C’est vrai, mais seulement à un niveau ultime.

Avant la métaphysique, avant la quête spirituelle, avant les mots…

il existe une séparation bien plus intime, bien plus précoce,

celle que nous vivons tous ici, dans la chair, dans l’enfance :

la coupure du lien d’amour.

Tout commence là.

Lorsque l’enfant perd — brutalement ou subtilement — la présence vivante du parent,

quelque chose en lui se détache,

se casse,

se désorganise.

Il perd la continuité d’être.

Il perd l’inter-communion.

Il perd l’objet d’amour.

Et cette perte laisse derrière elle un vide :

une absence intérieure autour de laquelle l’individu va se construire.

Un fantôme silencieux, mais déterminant.

Ce vide deviendra :

le terrain des blessures affectives

la matrice de l’anxiété

la porte d’entrée des abus

le foyer du stress post-traumatique

la source des douleurs chroniques

l’origine de la dépendance émotionnelle

et plus tard… la quête spirituelle

Parce qu’avant de chercher Dieu,

nous cherchons ce que nous avons perdu :

la Présence.

Et tant que cette absence n’est pas transmutée,

tant que le corps reste organisé autour de ce manque,

il est impossible d’être vraiment en paix.

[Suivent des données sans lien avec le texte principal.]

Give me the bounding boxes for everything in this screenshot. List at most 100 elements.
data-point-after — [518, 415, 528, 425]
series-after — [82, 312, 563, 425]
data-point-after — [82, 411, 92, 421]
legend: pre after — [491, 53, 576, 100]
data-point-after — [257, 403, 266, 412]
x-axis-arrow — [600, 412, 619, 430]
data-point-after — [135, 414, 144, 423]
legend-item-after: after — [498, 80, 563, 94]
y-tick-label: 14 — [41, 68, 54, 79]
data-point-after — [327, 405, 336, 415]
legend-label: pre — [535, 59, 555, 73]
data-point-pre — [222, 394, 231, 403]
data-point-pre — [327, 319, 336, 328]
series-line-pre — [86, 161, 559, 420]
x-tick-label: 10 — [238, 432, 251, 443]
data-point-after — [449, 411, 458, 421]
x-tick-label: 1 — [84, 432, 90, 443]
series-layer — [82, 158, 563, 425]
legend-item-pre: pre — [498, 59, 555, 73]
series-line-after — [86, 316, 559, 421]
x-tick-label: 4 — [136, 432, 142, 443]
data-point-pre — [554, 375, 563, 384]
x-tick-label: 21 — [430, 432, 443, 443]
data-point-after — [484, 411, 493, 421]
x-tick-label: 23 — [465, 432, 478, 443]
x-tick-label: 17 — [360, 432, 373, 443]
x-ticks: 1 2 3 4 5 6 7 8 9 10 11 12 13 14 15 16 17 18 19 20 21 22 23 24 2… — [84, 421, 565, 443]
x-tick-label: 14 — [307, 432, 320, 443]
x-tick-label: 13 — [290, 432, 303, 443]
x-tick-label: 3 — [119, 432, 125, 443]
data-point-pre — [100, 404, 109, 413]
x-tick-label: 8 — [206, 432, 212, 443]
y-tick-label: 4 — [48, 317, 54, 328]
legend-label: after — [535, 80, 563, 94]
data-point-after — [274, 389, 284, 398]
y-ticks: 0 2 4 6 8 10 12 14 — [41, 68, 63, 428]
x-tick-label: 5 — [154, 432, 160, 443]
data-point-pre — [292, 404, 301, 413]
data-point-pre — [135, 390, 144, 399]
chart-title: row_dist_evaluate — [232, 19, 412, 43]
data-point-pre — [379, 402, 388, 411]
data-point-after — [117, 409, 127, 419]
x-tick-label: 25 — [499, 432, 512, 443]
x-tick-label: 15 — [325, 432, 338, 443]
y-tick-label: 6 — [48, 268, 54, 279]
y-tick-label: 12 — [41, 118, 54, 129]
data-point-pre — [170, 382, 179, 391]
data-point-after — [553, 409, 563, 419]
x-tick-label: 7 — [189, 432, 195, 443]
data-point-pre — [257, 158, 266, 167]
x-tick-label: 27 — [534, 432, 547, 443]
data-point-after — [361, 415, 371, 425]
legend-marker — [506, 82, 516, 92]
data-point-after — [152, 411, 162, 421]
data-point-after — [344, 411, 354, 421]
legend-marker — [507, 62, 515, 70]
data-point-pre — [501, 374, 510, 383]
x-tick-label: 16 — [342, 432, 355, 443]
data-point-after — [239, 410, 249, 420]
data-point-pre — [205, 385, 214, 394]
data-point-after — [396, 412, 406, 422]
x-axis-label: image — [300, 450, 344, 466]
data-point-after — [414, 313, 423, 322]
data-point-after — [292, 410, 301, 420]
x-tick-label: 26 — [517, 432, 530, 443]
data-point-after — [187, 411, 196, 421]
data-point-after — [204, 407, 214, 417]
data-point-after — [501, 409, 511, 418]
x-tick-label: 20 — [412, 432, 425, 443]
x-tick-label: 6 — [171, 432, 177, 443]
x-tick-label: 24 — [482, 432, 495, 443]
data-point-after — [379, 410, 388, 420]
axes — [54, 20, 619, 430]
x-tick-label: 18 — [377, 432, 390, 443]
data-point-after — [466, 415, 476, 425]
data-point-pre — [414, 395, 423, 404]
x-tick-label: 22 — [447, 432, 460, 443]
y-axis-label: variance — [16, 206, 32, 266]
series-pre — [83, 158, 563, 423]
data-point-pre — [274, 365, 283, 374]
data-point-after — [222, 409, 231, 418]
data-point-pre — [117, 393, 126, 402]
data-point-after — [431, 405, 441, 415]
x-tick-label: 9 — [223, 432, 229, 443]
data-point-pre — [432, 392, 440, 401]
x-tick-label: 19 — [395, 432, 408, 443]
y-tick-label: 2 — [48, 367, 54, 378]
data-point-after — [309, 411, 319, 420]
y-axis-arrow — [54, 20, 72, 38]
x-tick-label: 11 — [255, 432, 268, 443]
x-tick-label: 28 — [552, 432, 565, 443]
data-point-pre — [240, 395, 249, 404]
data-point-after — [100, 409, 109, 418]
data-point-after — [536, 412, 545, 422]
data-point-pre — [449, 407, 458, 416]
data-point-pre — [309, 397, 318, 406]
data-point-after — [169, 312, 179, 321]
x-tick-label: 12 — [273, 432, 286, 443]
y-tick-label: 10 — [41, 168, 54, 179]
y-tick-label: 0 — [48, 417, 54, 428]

L’anxiété n’est alors pas un trouble psychique.

C’est la mémoire vivante de la perte de l’objet d’amour.

Une vibration qui dit :

« quelque chose manque »,

« quelqu’un n’est plus là »,

« je ne me sens plus tenu ».

C’est pourquoi la souffrance humaine n’a pas d’abord une origine spirituelle.

Elle a une origine affective.

La métaphysique vient ensuite.

Et c’est aussi pourquoi la guérison ne passe ni par le mental,

ni par l’analyse,

ni par le récit.

La guérison commence par le corps,

par la restauration de la Présence en nous,

par la réorganisation du terrain intérieur qui s’était formé dans l’absence.

C’est tout le sens de mon travail aujourd’hui.

C’est là que tout converge :

l’énergétique, le corps, la vibration, l’éveil, et la joie.